Since the p-values are assumed to all be non-negative and to have a sum of one, this interval would actually be

 sum(p(1:n-1)) <= rand <= 1 = sum(p(1:n))

which has width of p(n), and is just what was intended. None of the n possible values is left out. (The last "edges" value of course would be an impossible "rand == inf" and would never occur.)

  The reason for not just using cumsum(p) was to guard against possible round-off errors in calculating 'cumsum'. Any erroneous final value slightly below one would provide a small chance for an invalid bin value for s_n of n+1 which I wanted to avoid.

  (As I mentioned before, using histc on a single rand value may not be the most efficient way of determining which interval rand falls in. A simple binary search procedure might be better.)

Roger Stafford

Subject: Please help me to generate a markov chain.

From: Stefan Depeweg

Date: 26 Feb, 2011 16:11:04

Message: 9 of 9

Hey,
thank you for your reply! I am asking the question because currently I am implementing a Markov Process for my bachelor thesis.

I have the following problem:

I have 4 "1th order" Markov processes that are coupled in a circle. That means, if we look at one markov process there is the following dependance:

Pr(s1(t) | s1(t-1), s2(t-2), s4(t-2)) ( the 1 in s1 should refer to markov process 1

Pr(s2(t) | s2(t-1), s1(t-2), s3(t-2)) (for markov process 2)
...


that means the next state of one markov process does not only depend on its past state but also on the state of the neighboring processes at t-2.

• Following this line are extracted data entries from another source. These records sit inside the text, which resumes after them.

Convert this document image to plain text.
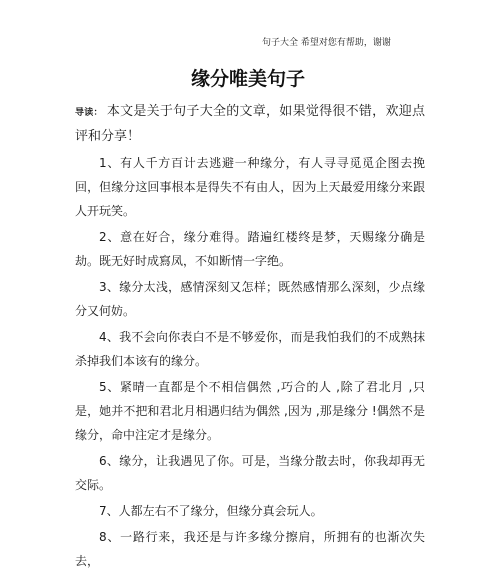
句子大全 希望对您有帮助，谢谢
缘分唯美句子

导读： 本文是关于句子大全的文章，如果觉得很不错，欢迎点评和分享！

1、有人千方百计去逃避一种缘分，有人寻寻觅觅企图去挽回，但缘分这回事根本是得失不有由人，因为上天最爱用缘分来跟人开玩笑。

2、意在好合，缘分难得。踏遍红楼终是梦，天赐缘分确是劫。既无好时成寫凤，不如断情一字绝。

3、缘分太浅，感情深刻又怎样；既然感情那么深刻，少点缘分又何妨。

4、我不会向你表白不是不够爱你，而是我怕我们的不成熟抹杀掉我们本该有的缘分。

5、紧晴一直都是个不相信偶然 ,巧合的人 ,除了君北月 ,只是，她并不把和君北月相遇归结为偶然 ,因为 ,那是缘分 !偶然不是缘分，命中注定才是缘分。

6、缘分，让我遇见了你。可是，当缘分散去时，你我却再无交际。

7、人都左右不了缘分，但缘分真会玩人。

8、一路行来，我还是与许多缘分擦肩，所拥有的也渐次失去，
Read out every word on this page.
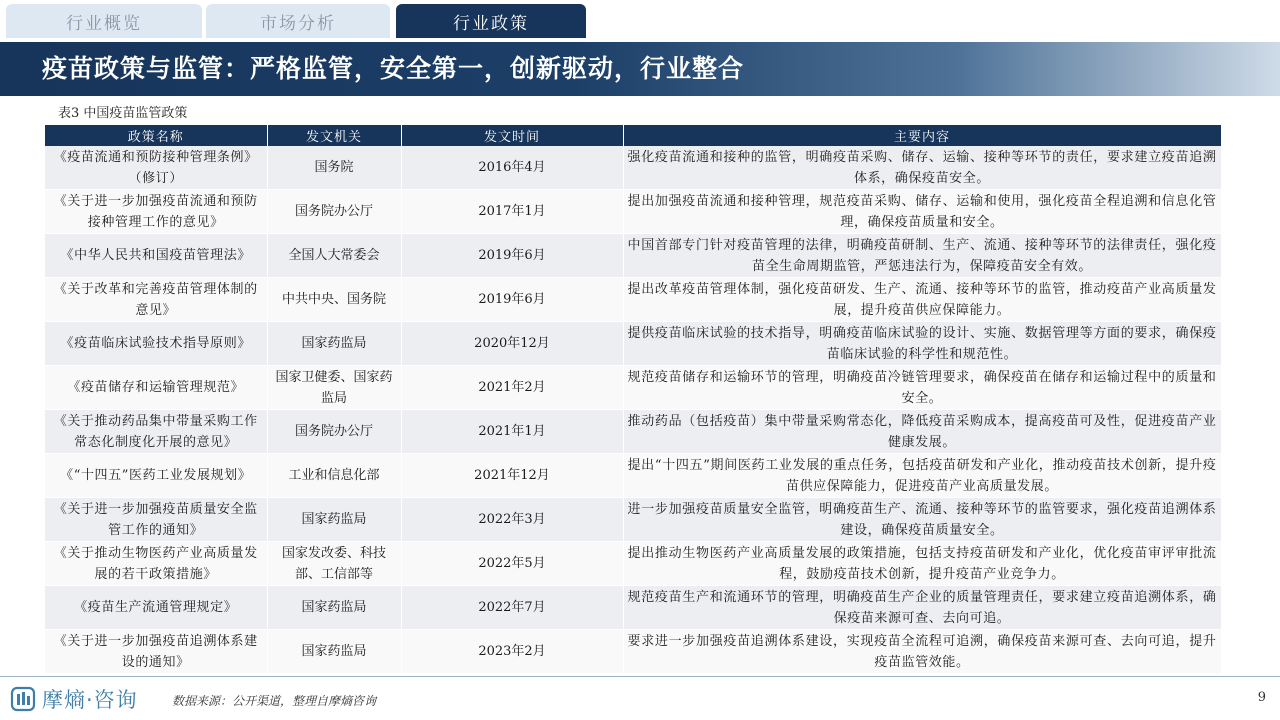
行业概览	市场分析	行业政策
疫苗政策与监管：严格监管，安全第一，创新驱动，行业整合
表3 中国疫苗监管政策
政策名称	发文机关	发文时间	主要内容
《疫苗流通和预防接种管理条例》（修订）	国务院	2016年4月	强化疫苗流通和接种的监管，明确疫苗采购、储存、运输、接种等环节的责任，要求建立疫苗追溯体系，确保疫苗安全。
《关于进一步加强疫苗流通和预防接种管理工作的意见》	国务院办公厅	2017年1月	提出加强疫苗流通和接种管理，规范疫苗采购、储存、运输和使用，强化疫苗全程追溯和信息化管理，确保疫苗质量和安全。
《中华人民共和国疫苗管理法》	全国人大常委会	2019年6月	中国首部专门针对疫苗管理的法律，明确疫苗研制、生产、流通、接种等环节的法律责任，强化疫苗全生命周期监管，严惩违法行为，保障疫苗安全有效。
《关于改革和完善疫苗管理体制的意见》	中共中央、国务院	2019年6月	提出改革疫苗管理体制，强化疫苗研发、生产、流通、接种等环节的监管，推动疫苗产业高质量发展，提升疫苗供应保障能力。
《疫苗临床试验技术指导原则》	国家药监局	2020年12月	提供疫苗临床试验的技术指导，明确疫苗临床试验的设计、实施、数据管理等方面的要求，确保疫苗临床试验的科学性和规范性。
《疫苗储存和运输管理规范》	国家卫健委、国家药监局	2021年2月	规范疫苗储存和运输环节的管理，明确疫苗冷链管理要求，确保疫苗在储存和运输过程中的质量和安全。
《关于推动药品集中带量采购工作常态化制度化开展的意见》	国务院办公厅	2021年1月	推动药品（包括疫苗）集中带量采购常态化，降低疫苗采购成本，提高疫苗可及性，促进疫苗产业健康发展。
《“十四五”医药工业发展规划》	工业和信息化部	2021年12月	提出“十四五”期间医药工业发展的重点任务，包括疫苗研发和产业化，推动疫苗技术创新，提升疫苗供应保障能力，促进疫苗产业高质量发展。
《关于进一步加强疫苗质量安全监管工作的通知》	国家药监局	2022年3月	进一步加强疫苗质量安全监管，明确疫苗生产、流通、接种等环节的监管要求，强化疫苗追溯体系建设，确保疫苗质量安全。
《关于推动生物医药产业高质量发展的若干政策措施》	国家发改委、科技部、工信部等	2022年5月	提出推动生物医药产业高质量发展的政策措施，包括支持疫苗研发和产业化，优化疫苗审评审批流程，鼓励疫苗技术创新，提升疫苗产业竞争力。
《疫苗生产流通管理规定》	国家药监局	2022年7月	规范疫苗生产和流通环节的管理，明确疫苗生产企业的质量管理责任，要求建立疫苗追溯体系，确保疫苗来源可查、去向可追。
《关于进一步加强疫苗追溯体系建设的通知》	国家药监局	2023年2月	要求进一步加强疫苗追溯体系建设，实现疫苗全流程可追溯，确保疫苗来源可查、去向可追，提升疫苗监管效能。
摩熵·咨询	数据来源：公开渠道，整理自摩熵咨询	9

Now I am thinking about the normalisation constraints for my transition matrix:

Lets say every process has n states. Then for every process I have a n x n x n x n Transition-Matrix in which the first dimension columns, give the probabilities of transition to the values 1:n given each combination of previous states, s1(t-1) s2(t-2) s4(t-2) (in this example if we would look at process 1)

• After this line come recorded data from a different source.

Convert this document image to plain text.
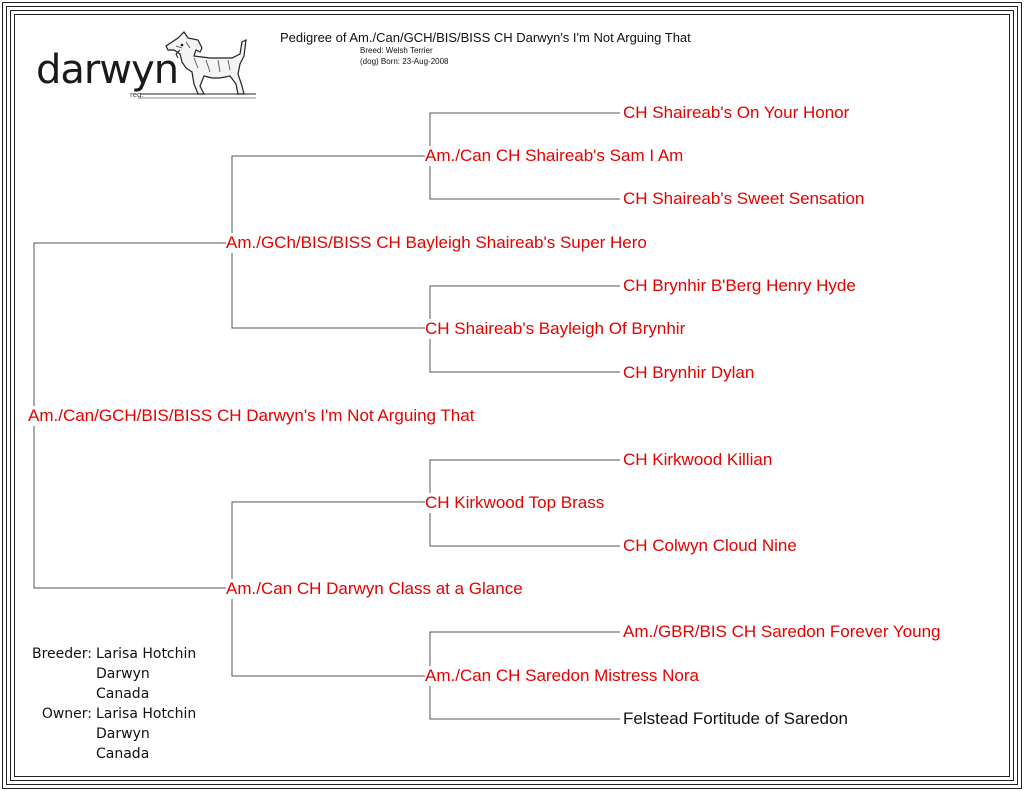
darwyn
reg.
Pedigree of Am./Can/GCH/BIS/BISS CH Darwyn's I'm Not Arguing That
Breed: Welsh Terrier
(dog) Born: 23-Aug-2008
Am./Can/GCH/BIS/BISS CH Darwyn's I'm Not Arguing That
Am./GCh/BIS/BISS CH Bayleigh Shaireab's Super Hero
Am./Can CH Darwyn Class at a Glance
Am./Can CH Shaireab's Sam I Am
CH Shaireab's Bayleigh Of Brynhir
CH Kirkwood Top Brass
Am./Can CH Saredon Mistress Nora
CH Shaireab's On Your Honor
CH Shaireab's Sweet Sensation
CH Brynhir B'Berg Henry Hyde
CH Brynhir Dylan
CH Kirkwood Killian
CH Colwyn Cloud Nine
Am./GBR/BIS CH Saredon Forever Young
Felstead Fortitude of Saredon
Breeder: Larisa Hotchin
Darwyn
Canada
Owner: Larisa Hotchin
Darwyn
Canada
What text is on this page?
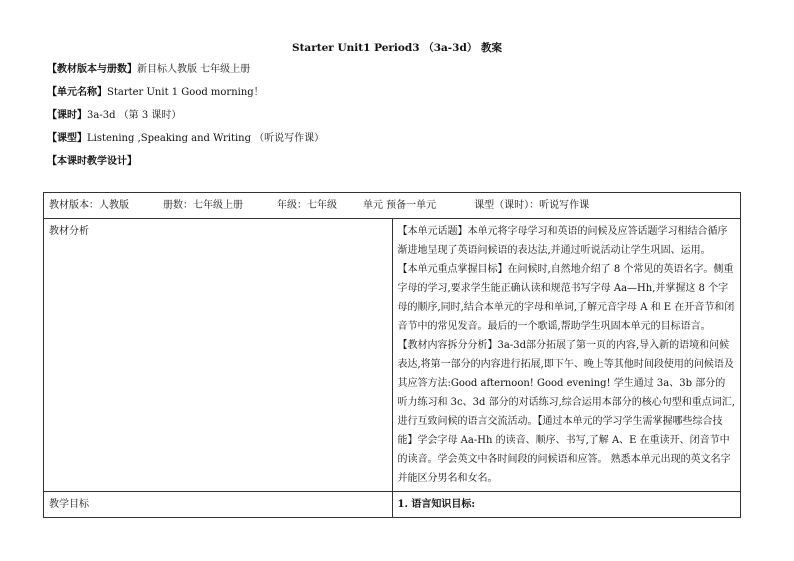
Starter Unit1 Period3 （3a-3d） 教案
【教材版本与册数】新目标人教版 七年级上册
【单元名称】Starter Unit 1 Good morning！
【课时】3a-3d （第 3 课时）
【课型】Listening ,Speaking and Writing （听说写作课）
【本课时教学设计】
教材版本：人教版 册数：七年级上册 年级：七年级 单元 预备一单元 课型（课时）：听说写作课	
教材分析	【本单元话题】本单元将字母学习和英语的问候及应答话题学习相结合循序渐进地呈现了英语问候语的表达法,并通过听说活动让学生巩固、运用。

【本单元重点掌握目标】在问候时,自然地介绍了 8 个常见的英语名字。侧重字母的学习,要求学生能正确认读和规范书写字母 Aa—Hh,并掌握这 8 个字母的顺序,同时,结合本单元的字母和单词,了解元音字母 A 和 E 在开音节和闭音节中的常见发音。最后的一个歌谣,帮助学生巩固本单元的目标语言。

【教材内容拆分分析】3a-3d部分拓展了第一页的内容,导入新的语境和问候表达,将第一部分的内容进行拓展,即下午、晚上等其他时间段使用的问候语及其应答方法:Good afternoon! Good evening! 学生通过 3a、3b 部分的听力练习和 3c、3d 部分的对话练习,综合运用本部分的核心句型和重点词汇,进行互致问候的语言交流活动。【通过本单元的学习学生需掌握哪些综合技能】学会字母 Aa-Hh 的读音、顺序、书写,了解 A、E 在重读开、闭音节中的读音。学会英文中各时间段的问候语和应答。 熟悉本单元出现的英文名字并能区分男名和女名。

教学目标	1. 语言知识目标:
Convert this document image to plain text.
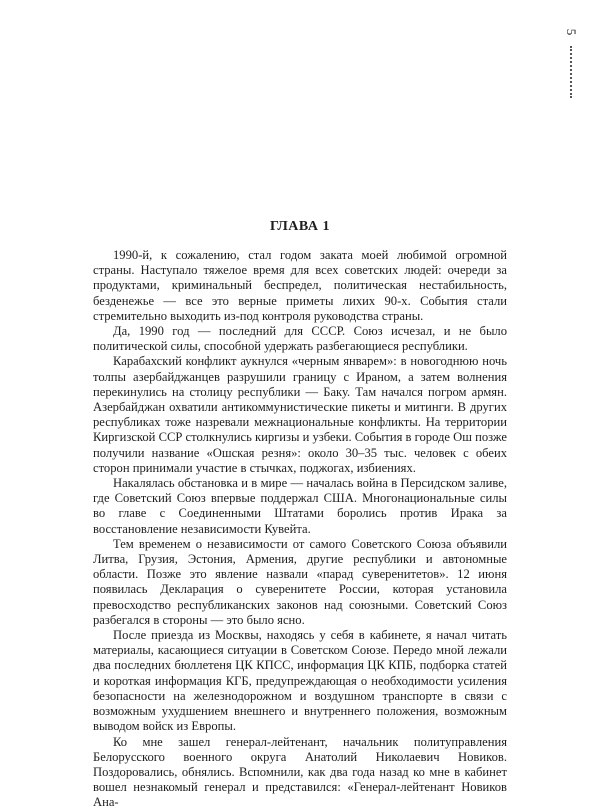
5
ГЛАВА 1

1990-й, к сожалению, стал годом заката моей любимой огромной страны. Наступало тяжелое время для всех советских людей: очереди за продуктами, криминальный беспредел, политическая нестабильность, безденежье — все это верные приметы лихих 90-х. События стали стремительно выходить из-под контроля руководства страны.

Да, 1990 год — последний для СССР. Союз исчезал, и не было политической силы, способной удержать разбегающиеся республики.

Карабахский конфликт аукнулся «черным январем»: в новогоднюю ночь толпы азербайджанцев разрушили границу с Ираном, а затем волнения перекинулись на столицу республики — Баку. Там начался погром армян. Азербайджан охватили антикоммунистические пикеты и митинги. В других республиках тоже назревали межнациональные конфликты. На территории Киргизской ССР столкнулись киргизы и узбеки. События в городе Ош позже получили название «Ошская резня»: около 30–35 тыс. человек с обеих сторон принимали участие в стычках, поджогах, избиениях.

Накалялась обстановка и в мире — началась война в Персидском заливе, где Советский Союз впервые поддержал США. Многонациональные силы во главе с Соединенными Штатами боролись против Ирака за восстановление независимости Кувейта.

Тем временем о независимости от самого Советского Союза объявили Литва, Грузия, Эстония, Армения, другие республики и автономные области. Позже это явление назвали «парад суверенитетов». 12 июня появилась Декларация о суверенитете России, которая установила превосходство республиканских законов над союзными. Советский Союз разбегался в стороны — это было ясно.

После приезда из Москвы, находясь у себя в кабинете, я начал читать материалы, касающиеся ситуации в Советском Союзе. Передо мной лежали два последних бюллетеня ЦК КПСС, информация ЦК КПБ, подборка статей и короткая информация КГБ, предупреждающая о необходимости усиления безопасности на железнодорожном и воздушном транспорте в связи с возможным ухудшением внешнего и внутреннего положения, возможным выводом войск из Европы.

Ко мне зашел генерал-лейтенант, начальник политуправления Белорусского военного округа Анатолий Николаевич Новиков. Поздоровались, обнялись. Вспомнили, как два года назад ко мне в кабинет вошел незнакомый генерал и представился: «Генерал-лейтенант Новиков Ана-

Could you may help me by saying what exactly should sum up to 1 in this matrix? For me its very hard to think about it when the dimension are higher than 2.

Regards

Stefan

"Roger Stafford" wrote in message <ik911l$86q$1@fred.mathworks.com>...
> "Stefan Depeweg" wrote in message <ik8llt$bnu$1@fred.mathworks.com>...
> > > "Roger Stafford" <ellieandrogerxyzzy@mindspring.com.invalid> wrote in message <hp65fe$d88$1@fred.mathworks.com>...
> > > > .......
> > > > [t,s_n] = histc(rand,[-inf;cumsum(p(1:n-1));inf]);
> > > > .......
> >
> > In: histc(rand,[-inf;cumsum(p(1:n-1));inf]);
> >
> > Isn't it p(1:n)? p has the dimension nx1. If you just call it with p(1:n-1) you cut off the last possible state for your calculation.
> >
> > Stefan
> - - - - - - - - - - -
> In reply to your question, Stefan, where (almost a year ago) I said
>
> [t,s_n] = histc(rand,[-inf;cumsum(p(1:n-1));inf]); ,
>
> in accordance with the definition of histc, the n-th, next-to-last of the n+1 "edges" intervals there would be:
>
> sum(p(1:n-1)) <= rand < inf.
>
> Since the p-values are assumed to all be non-negative and to have a sum of one, this interval would actually be
>
> sum(p(1:n-1)) <= rand <= 1 = sum(p(1:n))
>
> which has width of p(n), and is just what was intended. None of the n possible values is left out. (The last "edges" value of course would be an impossible "rand == inf" and would never occur.)
>
> The reason for not just using cumsum(p) was to guard against possible round-off errors in calculating 'cumsum'. Any erroneous final value slightly below one would provide a small chance for an invalid bin value for s_n of n+1 which I wanted to avoid.
>
> (As I mentioned before, using histc on a single rand value may not be the most efficient way of determining which interval rand falls in. A simple binary search procedure might be better.)